Por que a educação sexual é tão importante para crianças e adolescentes?
Letícia Rodrigues e Luiza Monteiro / Revista Galileu - 14 de maio de 2020

Educação sexual é tão importante que é assunto de uma das séries da Netflix mais assistidas no Brasil e no mundo. Atualmente em sua segunda temporada, Sex Education se passa em uma escola de ensino médio, no interior da Inglaterra. Um aluno chamado Otis Milburn (Asa Butterfield), cuja mãe é uma renomada sexóloga, começa a dar conselhos e informações em torno do tema a outros alunos, transformando a prática em um negócio com a ajuda de sua colega Maeves (Emma Mackey).

O enredo passa por diversos assuntos, como sexo, diversidade, aborto, empoderamento femininobullying, inseguranças, desejos e abuso sexual. Tudo isso com muita naturalidade, respeito e sem clichês. Criado por Laurie Nunn, o programa se tornou um grande sucesso: na terceira semana de janeiro de 2020, foi o mais assistido em todo o mundo na plataforma de streaming.
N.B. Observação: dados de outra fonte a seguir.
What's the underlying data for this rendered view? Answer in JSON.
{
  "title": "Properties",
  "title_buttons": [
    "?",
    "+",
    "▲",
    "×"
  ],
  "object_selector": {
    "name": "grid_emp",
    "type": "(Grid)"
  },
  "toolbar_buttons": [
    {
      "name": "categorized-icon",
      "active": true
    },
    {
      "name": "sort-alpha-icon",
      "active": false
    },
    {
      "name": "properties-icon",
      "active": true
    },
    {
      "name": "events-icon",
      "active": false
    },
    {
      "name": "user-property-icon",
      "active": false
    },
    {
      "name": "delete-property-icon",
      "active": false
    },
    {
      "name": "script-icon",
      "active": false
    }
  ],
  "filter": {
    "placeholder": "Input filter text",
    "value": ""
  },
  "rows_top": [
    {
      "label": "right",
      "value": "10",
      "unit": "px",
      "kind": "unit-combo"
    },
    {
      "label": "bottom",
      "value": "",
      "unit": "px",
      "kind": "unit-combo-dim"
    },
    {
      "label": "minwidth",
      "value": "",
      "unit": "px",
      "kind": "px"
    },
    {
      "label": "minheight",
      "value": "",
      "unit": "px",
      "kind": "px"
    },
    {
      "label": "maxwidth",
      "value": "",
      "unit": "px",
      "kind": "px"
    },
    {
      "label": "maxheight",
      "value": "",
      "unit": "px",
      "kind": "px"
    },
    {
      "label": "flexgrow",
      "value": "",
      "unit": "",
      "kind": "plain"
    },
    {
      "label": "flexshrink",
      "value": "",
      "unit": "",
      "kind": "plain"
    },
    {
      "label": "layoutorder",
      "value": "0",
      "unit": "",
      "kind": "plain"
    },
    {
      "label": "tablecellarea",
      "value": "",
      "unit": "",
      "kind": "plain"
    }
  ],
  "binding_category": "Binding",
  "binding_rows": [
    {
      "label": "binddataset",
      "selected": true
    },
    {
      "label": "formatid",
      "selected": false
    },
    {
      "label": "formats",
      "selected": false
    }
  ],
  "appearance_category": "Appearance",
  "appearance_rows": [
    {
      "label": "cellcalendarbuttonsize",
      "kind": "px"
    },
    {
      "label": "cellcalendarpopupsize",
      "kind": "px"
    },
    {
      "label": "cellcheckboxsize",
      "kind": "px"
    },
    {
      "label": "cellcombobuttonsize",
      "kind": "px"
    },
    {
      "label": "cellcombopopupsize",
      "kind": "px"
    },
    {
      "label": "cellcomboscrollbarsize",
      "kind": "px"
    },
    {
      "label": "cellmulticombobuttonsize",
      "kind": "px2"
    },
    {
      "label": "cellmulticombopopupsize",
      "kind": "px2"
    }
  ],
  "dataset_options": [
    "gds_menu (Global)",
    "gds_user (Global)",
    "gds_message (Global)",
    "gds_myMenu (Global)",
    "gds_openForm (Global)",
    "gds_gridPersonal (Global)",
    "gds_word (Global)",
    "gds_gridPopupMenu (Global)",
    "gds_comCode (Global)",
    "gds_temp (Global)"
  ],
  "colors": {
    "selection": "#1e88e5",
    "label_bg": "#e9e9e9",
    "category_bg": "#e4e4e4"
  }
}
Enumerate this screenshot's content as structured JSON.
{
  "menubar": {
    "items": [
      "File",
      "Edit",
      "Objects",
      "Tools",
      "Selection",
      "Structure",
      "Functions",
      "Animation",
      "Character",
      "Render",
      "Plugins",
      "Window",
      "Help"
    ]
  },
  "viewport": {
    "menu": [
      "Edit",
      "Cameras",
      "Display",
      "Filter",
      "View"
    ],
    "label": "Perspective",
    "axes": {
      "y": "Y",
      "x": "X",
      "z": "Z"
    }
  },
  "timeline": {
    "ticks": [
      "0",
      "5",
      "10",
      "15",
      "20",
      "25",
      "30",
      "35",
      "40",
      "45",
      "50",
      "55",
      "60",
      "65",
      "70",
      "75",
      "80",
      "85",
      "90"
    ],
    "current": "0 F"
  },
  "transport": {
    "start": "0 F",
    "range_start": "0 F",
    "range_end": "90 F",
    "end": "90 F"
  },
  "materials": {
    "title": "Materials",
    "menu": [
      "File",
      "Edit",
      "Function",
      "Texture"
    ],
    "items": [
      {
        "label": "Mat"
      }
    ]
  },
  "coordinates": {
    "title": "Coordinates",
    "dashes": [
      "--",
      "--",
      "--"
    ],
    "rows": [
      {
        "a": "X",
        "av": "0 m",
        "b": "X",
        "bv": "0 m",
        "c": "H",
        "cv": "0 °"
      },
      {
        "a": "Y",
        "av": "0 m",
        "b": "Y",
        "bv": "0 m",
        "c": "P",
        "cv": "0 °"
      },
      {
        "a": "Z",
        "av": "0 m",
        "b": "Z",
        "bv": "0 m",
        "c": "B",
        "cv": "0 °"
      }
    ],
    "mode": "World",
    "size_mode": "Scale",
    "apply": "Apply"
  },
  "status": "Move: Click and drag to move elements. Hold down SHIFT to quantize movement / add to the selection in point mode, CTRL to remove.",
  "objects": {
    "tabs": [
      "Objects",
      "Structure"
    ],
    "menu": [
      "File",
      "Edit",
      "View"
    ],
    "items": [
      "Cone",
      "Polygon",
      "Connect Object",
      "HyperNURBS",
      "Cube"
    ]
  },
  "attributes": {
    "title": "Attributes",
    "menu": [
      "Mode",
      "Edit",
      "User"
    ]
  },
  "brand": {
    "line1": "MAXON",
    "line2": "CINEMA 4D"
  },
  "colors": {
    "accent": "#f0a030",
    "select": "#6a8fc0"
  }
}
Mas há quem ainda acredite que falar sobre sexo com jovens é um tabu — ou, pior, errado. O atual presidente da República, Jair Bolsonaro, demonstra pensar dessa forma desde quando era deputado, quando já criticava o livro Aparelho Sexual & Cia - um guia inusitado para crianças descoladas (Companhia das Letras), dizendo que ele fazia parte de um suposto “kit gay” criado por Fernando Haddad quando foi ministro da Educação, de 2005 a 2012, nos governos Lula e Dilma Rousseff. Além de esse projeto nunca ter existido, a obra — originalmente escrita e ilustrada pelos franceses Hélène Bruller e Zep — tem como proposta explicar o sexo de forma didática e divertida para crianças.
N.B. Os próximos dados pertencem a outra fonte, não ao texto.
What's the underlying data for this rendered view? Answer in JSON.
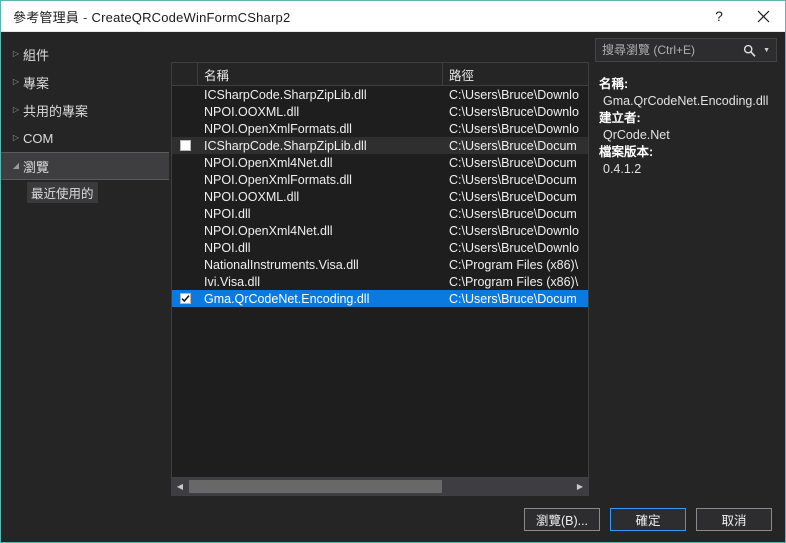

Polêmicas envolvendo educação sexual seguem acontecendo no governo de Bolsonaro. Em fevereiro, o Ministério da Mulher, da Família e dos Direitos Humanos (MMFDH), comandado por Damares Alves, lançou uma campanha com o objetivo prevenir a gravidez na adolescência. Como? Com abstinência sexual. No fim de janeiro, a pasta emitiu uma nota técnica que serviu de orientação para a campanha do governo federal. O documento dizia que começar a vida sexual nessa fase leva, entre outras coisas, a “comportamentos antissociais ou delinquentes” e “afastamento dos pais, escola e fé”.

Organização Mundial da Saúde (OMS) classifica como gravidez na adolescência aquela que acontece em meninas entre 10 e 20 anos. Só no Brasil, a OMS estima que 13 milhões de garotas tenham engravidado com essa idade nas últimas duas décadas. Um dos maiores problemas disso é a evasão escolar e, consequentemente, a falta de oportunidades no mercado de trabalho para elas. No entanto, embora a gestação precoce seja, de fato, um assunto importante em termos de políticas públicas, será que a solução é ensinar aos jovens que sexo é algo ruim e que, portanto, eles devem postergar o início da vida sexual? A resposta de especialistas é clara: não.
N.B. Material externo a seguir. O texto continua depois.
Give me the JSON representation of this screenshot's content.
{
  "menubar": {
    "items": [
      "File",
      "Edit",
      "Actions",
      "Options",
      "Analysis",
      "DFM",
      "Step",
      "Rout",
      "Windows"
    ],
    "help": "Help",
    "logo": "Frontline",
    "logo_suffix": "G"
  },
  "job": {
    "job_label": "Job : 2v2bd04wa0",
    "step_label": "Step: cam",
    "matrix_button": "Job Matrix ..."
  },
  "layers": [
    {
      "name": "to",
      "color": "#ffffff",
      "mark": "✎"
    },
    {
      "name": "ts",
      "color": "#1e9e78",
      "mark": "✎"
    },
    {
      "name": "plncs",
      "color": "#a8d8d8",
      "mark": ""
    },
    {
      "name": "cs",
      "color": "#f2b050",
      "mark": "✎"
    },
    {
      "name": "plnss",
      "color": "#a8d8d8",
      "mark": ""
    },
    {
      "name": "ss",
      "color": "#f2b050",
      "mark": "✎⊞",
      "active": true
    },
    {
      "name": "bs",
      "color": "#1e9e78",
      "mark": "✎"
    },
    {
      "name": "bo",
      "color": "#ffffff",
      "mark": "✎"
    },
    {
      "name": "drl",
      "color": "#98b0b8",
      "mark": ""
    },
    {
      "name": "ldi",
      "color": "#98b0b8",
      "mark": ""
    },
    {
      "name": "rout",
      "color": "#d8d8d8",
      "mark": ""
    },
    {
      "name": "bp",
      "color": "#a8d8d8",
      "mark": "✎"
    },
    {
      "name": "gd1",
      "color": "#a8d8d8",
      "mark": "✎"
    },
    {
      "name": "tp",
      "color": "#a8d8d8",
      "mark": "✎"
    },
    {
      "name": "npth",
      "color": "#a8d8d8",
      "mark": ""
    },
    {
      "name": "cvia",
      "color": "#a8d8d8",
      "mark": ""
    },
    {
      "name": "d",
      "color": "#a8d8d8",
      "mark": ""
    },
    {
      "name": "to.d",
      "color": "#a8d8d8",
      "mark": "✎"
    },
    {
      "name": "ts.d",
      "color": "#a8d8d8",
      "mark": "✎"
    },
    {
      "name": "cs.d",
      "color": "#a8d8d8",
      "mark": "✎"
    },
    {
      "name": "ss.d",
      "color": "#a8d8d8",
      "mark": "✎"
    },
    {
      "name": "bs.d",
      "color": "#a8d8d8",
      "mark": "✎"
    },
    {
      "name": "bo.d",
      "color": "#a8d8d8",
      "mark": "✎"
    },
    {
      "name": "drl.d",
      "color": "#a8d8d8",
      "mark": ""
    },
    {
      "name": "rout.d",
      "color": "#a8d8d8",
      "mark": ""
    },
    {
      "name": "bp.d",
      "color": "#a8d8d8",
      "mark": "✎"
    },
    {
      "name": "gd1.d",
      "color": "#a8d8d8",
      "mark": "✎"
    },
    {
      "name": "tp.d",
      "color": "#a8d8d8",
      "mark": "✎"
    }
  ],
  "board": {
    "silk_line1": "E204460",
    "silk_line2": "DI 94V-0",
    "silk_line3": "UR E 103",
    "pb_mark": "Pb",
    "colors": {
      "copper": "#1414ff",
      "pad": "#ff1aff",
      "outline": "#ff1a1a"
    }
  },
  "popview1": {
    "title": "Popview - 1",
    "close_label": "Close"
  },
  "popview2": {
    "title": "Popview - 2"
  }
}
E não é para menos que a campanha do governo federal causou tanta polêmica. Entidades do país inteiro vieram a público se posicionar contra a abordagem proposta por Damares. No dia 28 de janeiro, logo após a publicação da nota técnica do MMFDH, a Sociedade Brasileira de Pediatria (SBP) emitiu um posicionamento enfatizando que o amplo acesso à educação e à informação, junto com serviços de saúde qualificados, são as únicas ferramentas comprovadamente eficazes para evitar que meninas engravidem. “A abstinência somente é saudável se for uma escolha genuína do adolescente e não uma imposição ou a única opção oferecida. É fundamental garantir espaço para a autonomia. Qualquer programa com o objetivo de reduzir a prevalência de gravidez precoce deve promover o acesso à orientação adequada”, diz a médica Luciana Rodrigues Silva, presidente da SBP, no comunicado.

Ao rebater as críticas ao projeto, a ministra Damares disse que a abstinência não seria imposição, e sim uma “aliada” na prevenção de gravidez indesejada. Mas não ajudou muito: esse é um problema de raízes profundas, que não se resolverá com medidas simplistas ou ideológicas. É preciso que diversos setores da sociedade se unam a fim de evitá-lo — o que no Brasil parece estar cada vez mais longe de acontecer.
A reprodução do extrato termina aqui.